Mais Denethor ne leur permit pas d’aller loin. Certes, l’ennemi était contenu, et repoussé pour le moment, mais de grandes forces continuaient d’affluer de l’Est. La trompette retentit de nouveau, sonnant la retraite. La cavalerie du Gondor fit halte. Derrière son écran, les compagnies extérieures se reformèrent. Leurs hommes revenaient à présent d’un pas soutenu. Enfin aux portes de la Cité, ils y entrèrent la tête haute ; et la tête haute, les gens de la Cité les contemplèrent, criant leurs louanges, mais les cœurs étaient inquiets. Car les compagnies paraissaient réduites de beaucoup ; Faramir avait perdu le tiers de ses hommes. Et lui, où était-il ?
Il fut le dernier de tous. Ses hommes entrèrent. Puis les chevaliers montés, et la bannière de Dol Amroth, et enfin le Prince lui-même. Et dans ses bras, devant lui sur sa monture, il portait le corps de son parent, Faramir fils de Denethor, trouvé sur le champ de bataille.
« Faramir ! Faramir ! » crièrent les hommes, pleurant dans les rues. Mais il ne répondit pas, et on le porta jusqu’à son père, le long de la sinueuse route qui montait à la Citadelle. Alors même que les Nazgûl se dérobaient devant l’assaut du Cavalier Blanc, avait volé un trait mortel ; et Faramir, cherchant à repousser un cavalier, un champion du Harad, avait été terrassé. Seule la charge de Dol Amroth l’avait sauvé des sanglantes épées du Sud qui l’auraient taillé gisant au sol.

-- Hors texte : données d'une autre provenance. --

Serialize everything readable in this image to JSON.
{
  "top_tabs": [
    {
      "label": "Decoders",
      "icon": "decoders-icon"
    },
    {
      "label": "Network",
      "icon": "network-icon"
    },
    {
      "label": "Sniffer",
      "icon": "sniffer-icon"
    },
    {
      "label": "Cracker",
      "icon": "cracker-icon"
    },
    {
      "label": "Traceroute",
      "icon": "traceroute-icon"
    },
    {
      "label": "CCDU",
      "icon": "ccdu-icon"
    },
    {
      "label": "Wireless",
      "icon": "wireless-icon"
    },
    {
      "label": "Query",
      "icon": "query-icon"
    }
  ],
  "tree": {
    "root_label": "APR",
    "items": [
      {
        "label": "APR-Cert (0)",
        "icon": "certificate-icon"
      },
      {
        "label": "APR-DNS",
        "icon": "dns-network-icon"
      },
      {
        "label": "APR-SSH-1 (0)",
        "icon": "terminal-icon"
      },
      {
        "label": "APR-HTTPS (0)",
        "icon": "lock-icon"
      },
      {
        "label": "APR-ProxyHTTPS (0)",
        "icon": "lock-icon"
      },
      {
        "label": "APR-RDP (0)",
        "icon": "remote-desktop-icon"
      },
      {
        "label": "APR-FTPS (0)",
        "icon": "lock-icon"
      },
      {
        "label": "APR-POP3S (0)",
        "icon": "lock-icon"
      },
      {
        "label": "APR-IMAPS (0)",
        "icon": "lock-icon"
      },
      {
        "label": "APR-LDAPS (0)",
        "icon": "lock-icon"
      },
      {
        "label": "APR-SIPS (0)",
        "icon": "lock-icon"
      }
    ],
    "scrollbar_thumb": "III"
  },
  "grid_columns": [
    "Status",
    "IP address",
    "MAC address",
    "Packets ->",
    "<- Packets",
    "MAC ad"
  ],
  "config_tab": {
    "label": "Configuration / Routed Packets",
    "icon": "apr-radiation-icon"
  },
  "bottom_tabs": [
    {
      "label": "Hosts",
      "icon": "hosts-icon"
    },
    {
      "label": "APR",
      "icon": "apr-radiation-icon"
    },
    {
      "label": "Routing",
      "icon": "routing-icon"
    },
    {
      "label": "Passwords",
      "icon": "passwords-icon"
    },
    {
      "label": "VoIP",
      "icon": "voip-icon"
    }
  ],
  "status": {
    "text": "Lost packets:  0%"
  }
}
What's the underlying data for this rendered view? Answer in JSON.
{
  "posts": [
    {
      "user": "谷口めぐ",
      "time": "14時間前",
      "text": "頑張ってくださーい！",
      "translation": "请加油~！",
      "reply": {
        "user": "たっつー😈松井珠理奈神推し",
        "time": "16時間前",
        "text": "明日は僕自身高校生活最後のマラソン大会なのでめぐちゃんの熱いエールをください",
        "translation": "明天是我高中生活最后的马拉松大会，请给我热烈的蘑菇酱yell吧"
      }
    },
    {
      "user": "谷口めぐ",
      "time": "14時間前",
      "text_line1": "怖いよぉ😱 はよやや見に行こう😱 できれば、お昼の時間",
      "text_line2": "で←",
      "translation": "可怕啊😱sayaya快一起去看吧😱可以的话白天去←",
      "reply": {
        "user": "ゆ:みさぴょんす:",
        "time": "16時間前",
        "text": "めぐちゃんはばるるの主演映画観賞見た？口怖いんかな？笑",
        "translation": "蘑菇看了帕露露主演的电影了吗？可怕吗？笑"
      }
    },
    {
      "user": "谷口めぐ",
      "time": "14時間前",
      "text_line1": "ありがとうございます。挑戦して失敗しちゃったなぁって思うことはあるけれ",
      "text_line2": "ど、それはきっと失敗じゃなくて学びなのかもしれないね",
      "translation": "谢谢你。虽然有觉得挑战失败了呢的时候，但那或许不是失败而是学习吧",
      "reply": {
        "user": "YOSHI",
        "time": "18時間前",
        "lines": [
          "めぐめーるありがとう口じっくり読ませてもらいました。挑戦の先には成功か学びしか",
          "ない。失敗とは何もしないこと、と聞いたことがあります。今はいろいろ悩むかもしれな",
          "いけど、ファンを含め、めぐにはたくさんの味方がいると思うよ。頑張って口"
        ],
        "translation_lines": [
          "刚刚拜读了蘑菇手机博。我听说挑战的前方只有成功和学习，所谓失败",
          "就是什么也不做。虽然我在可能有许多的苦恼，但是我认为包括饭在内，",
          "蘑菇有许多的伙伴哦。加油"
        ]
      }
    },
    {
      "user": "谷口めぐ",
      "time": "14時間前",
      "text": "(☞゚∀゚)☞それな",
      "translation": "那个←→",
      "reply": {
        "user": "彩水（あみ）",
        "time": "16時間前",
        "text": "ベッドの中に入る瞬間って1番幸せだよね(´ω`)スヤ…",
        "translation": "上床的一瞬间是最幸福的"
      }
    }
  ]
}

Le prince Imrahil porta Faramir à la Tour Blanche, et il dit : « Votre fils est revenu, seigneur, après de hauts faits d’armes », et il raconta tout ce qu’il avait vu. Mais Denethor se leva, contempla le visage de son fils et resta silencieux. Puis il leur ordonna de préparer un lit dans la pièce, d’y allonger Faramir et de quitter les lieux. Mais lui-même monta seul à la chambre secrète sous le pinacle de la Tour ; et nombre de ceux qui levèrent les yeux dans cette direction virent alors une pâle lumière qui jetait des reflets changeants à travers les fenêtres étroites ; mais au bout d’un moment, elle clignota et s’éteignit. Et lorsque Denethor redescendit, il alla trouver Faramir et s’assit à son chevet sans dire un mot ; mais le visage du Seigneur était gris, plus sépulcral que celui de son fils.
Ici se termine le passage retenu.